È entrata nella fase finale la procedura di Democrazia Partecipata promossa dal Comune di Agrigento. I cittadini residenti, con età superiore ai 16 anni, possono esprimere una sola preferenza tra 20 progetti ammessi alla votazione, fino a domani 28 dicembre alle ore 12.00, tramite l’App ufficiale del Comune.

Secondo i dati parziali diffusi dall’amministrazione, oltre 800 cittadini hanno già votato, scegliendo tra un ventaglio di proposte presentate da singoli o associazioni locali. I progetti sono stati illustrati nel corso di un’assemblea pubblica tenutasi presso la Biblioteca “La Rocca”, momento che ha rappresentato il cuore partecipativo dell’iniziativa.

Le dichiarazioni dell’assessore

A commentare l’andamento delle votazioni è stato l’assessore Marco Vullo, che ha parlato di “numeri significativi” e di una “massima espressione di democrazia spontanea”, sottolineando come la partecipazione dimostrerebbe l’amore degli agrigentini per il bene comune e la vitalità del tessuto sociale cittadino.

L’assessore ha inoltre ricordato che il progetto vincitore potrà contare su uno stanziamento di 8 mila euro per l’anno 2025, somma che verrà investita per la realizzazione dell’idea progettuale a beneficio della comunità indicata dal promotore.

Il nodo centrale: quale impegno dell’amministrazione?

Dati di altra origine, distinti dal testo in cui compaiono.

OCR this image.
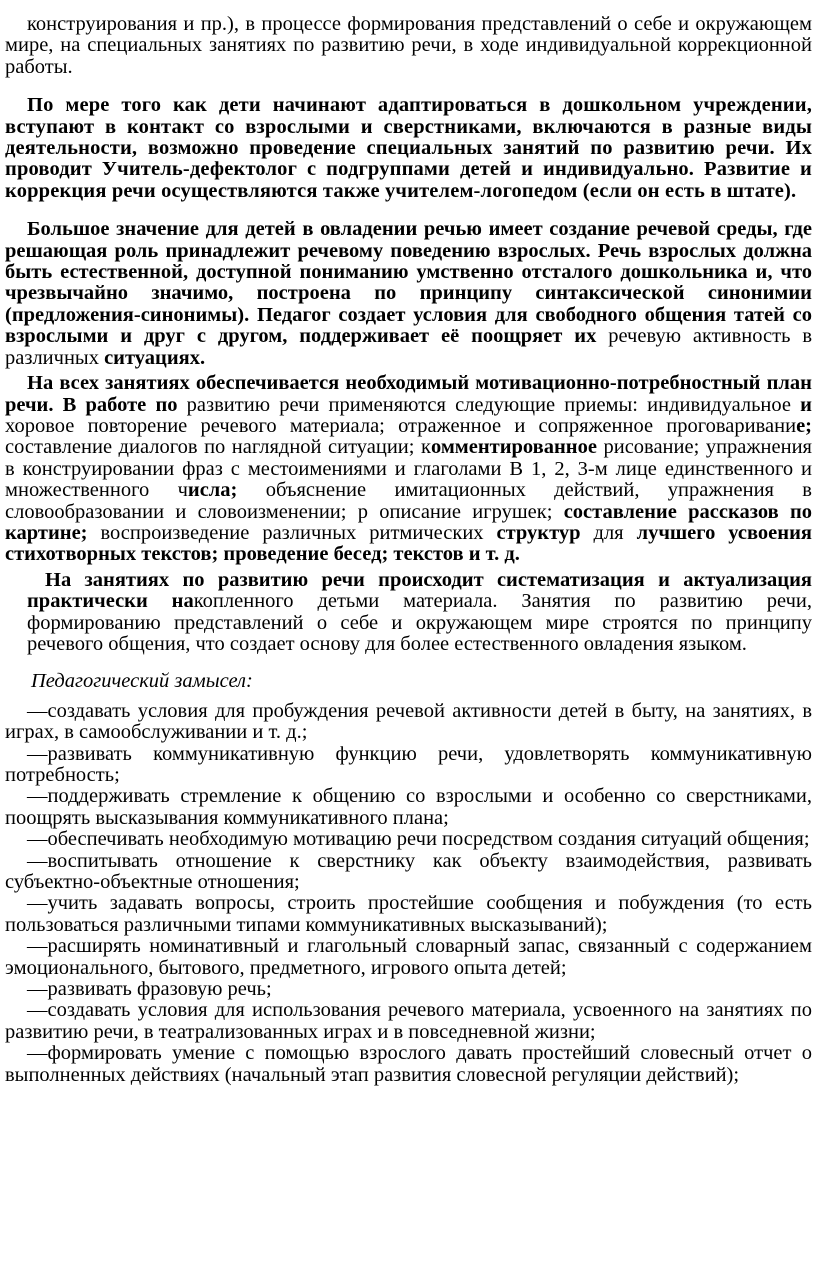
конструирования и пр.), в процессе формирования представлений о себе и окружающем мире, на специальных занятиях по развитию речи, в ходе индивидуальной коррекционной работы.

По мере того как дети начинают адаптироваться в дошкольном учреждении, вступают в контакт со взрослыми и сверстниками, включаются в разные виды деятельности, возможно проведение специальных занятий по развитию речи. Их проводит Учитель-дефектолог с подгруппами детей и индивидуально. Развитие и коррекция речи осуществляются также учителем-логопедом (если он есть в штате).

Большое значение для детей в овладении речью имеет создание речевой среды, где решающая роль принадлежит речевому поведению взрослых. Речь взрослых должна быть естественной, доступной пониманию умственно отсталого дошкольника и, что чрезвычайно значимо, построена по принципу синтаксической синонимии (предложения-синонимы). Педагог создает условия для свободного общения татей со взрослыми и друг с другом, поддерживает её поощряет их речевую активность в различных ситуациях.

На всех занятиях обеспечивается необходимый мотивационно-потребностный план речи. В работе по развитию речи применяются следующие приемы: индивидуальное и хоровое повторение речевого материала; отраженное и сопряженное проговаривание; составление диалогов по наглядной ситуации; комментированное рисование; упражнения в конструировании фраз с местоимениями и глаголами В 1, 2, 3-м лице единственного и множественного числа; объяснение имитационных действий, упражнения в словообразовании и словоизменении; р описание игрушек; составление рассказов по картине; воспроизведение различных ритмических структур для лучшего усвоения стихотворных текстов; проведение бесед; текстов и т. д.

На занятиях по развитию речи происходит систематизация и актуализация практически накопленного детьми материала. Занятия по развитию речи, формированию представлений о себе и окружающем мире строятся по принципу речевого общения, что создает основу для более естественного овладения языком.

Педагогический замысел:

—создавать условия для пробуждения речевой активности детей в быту, на занятиях, в играх, в самообслуживании и т. д.;

—развивать коммуникативную функцию речи, удовлетворять коммуникативную потребность;

—поддерживать стремление к общению со взрослыми и особенно со сверстниками, поощрять высказывания коммуникативного плана;

—обеспечивать необходимую мотивацию речи посредством создания ситуаций общения;

—воспитывать отношение к сверстнику как объекту взаимодействия, развивать субъектно-объектные отношения;

—учить задавать вопросы, строить простейшие сообщения и побуждения (то есть пользоваться различными типами коммуникативных высказываний);

—расширять номинативный и глагольный словарный запас, связанный с содержанием эмоционального, бытового, предметного, игрового опыта детей;

—развивать фразовую речь;

—создавать условия для использования речевого материала, усвоенного на занятиях по развитию речи, в театрализованных играх и в повседневной жизни;

—формировать умение с помощью взрослого давать простейший словесный отчет о выполненных действиях (начальный этап развития словесной регуляции действий);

Ed è proprio qui che si pone una questione politica tutt’altro che marginale. Lo stesso assessore ha chiarito che i 8 mila euro destinati alla Democrazia Partecipata non derivano da una scelta discrezionale dell’amministrazione, bensì da un obbligo di legge, che stabilisce parametri e importi precisi a cui il Comune deve attenersi.

A questo punto la domanda sorge spontanea: quale sarebbe l’impegno concreto messo in campo dall’amministrazione comunale?
Se le risorse non provengono dal bilancio comunale, ma da fondi vincolati e obbligatori, e se l’azione dell’ente si limita a gestire e redistribuire somme già predeterminate, è legittimo chiedersi dove sia la scelta politica, dove sia l’investimento autonomo, dove sia la volontà di destinare risorse proprie alla partecipazione e alla qualità della vita cittadina.

Un paradosso difficile da ignorare

C’è poi un dato che stona e che merita di essere evidenziato senza ipocrisie: le indennità complessivamente percepite dagli amministratori comunali risultano superiori a somme che il Comune non stanzia neppure per l’insieme delle attività annuali di alcuni assessorati.

In questo contesto, rivendicare come grande risultato politico l’attuazione di un obbligo normativo rischia di apparire quantomeno forzato, soprattutto se a quella retorica non si accompagna nemmeno un euro di investimento diretto del bilancio comunale.

Partecipazione reale o vetrina comunicativa?

Nessuno mette in discussione il valore della partecipazione civica né l’impegno dei cittadini e delle associazioni che hanno presentato i progetti. La partecipazione è un bene e va tutelata.
Ma attribuire all’amministrazione un merito politico che non comporta scelte, sacrifici o investimenti propri rischia di trasformare uno strumento potenzialmente virtuoso in una operazione di immagine.

La Democrazia Partecipata non può diventare una foglia di fico dietro cui nascondere l’assenza di programmazione, la mancanza di risorse comunali dedicate e una visione politica ridotta alla gestione dell’ordinario.

Se davvero, come viene affermato, “vince la città”, allora la città ha il diritto di sapere quanto l’amministrazione comunale investe di tasca propria, e non soltanto quanto è obbligata a redistribuire per legge.

Perché la partecipazione è un valore.
Ma senza responsabilità politica, programmazione e risorse comunali reali, rischia di restare poco più di uno slogan.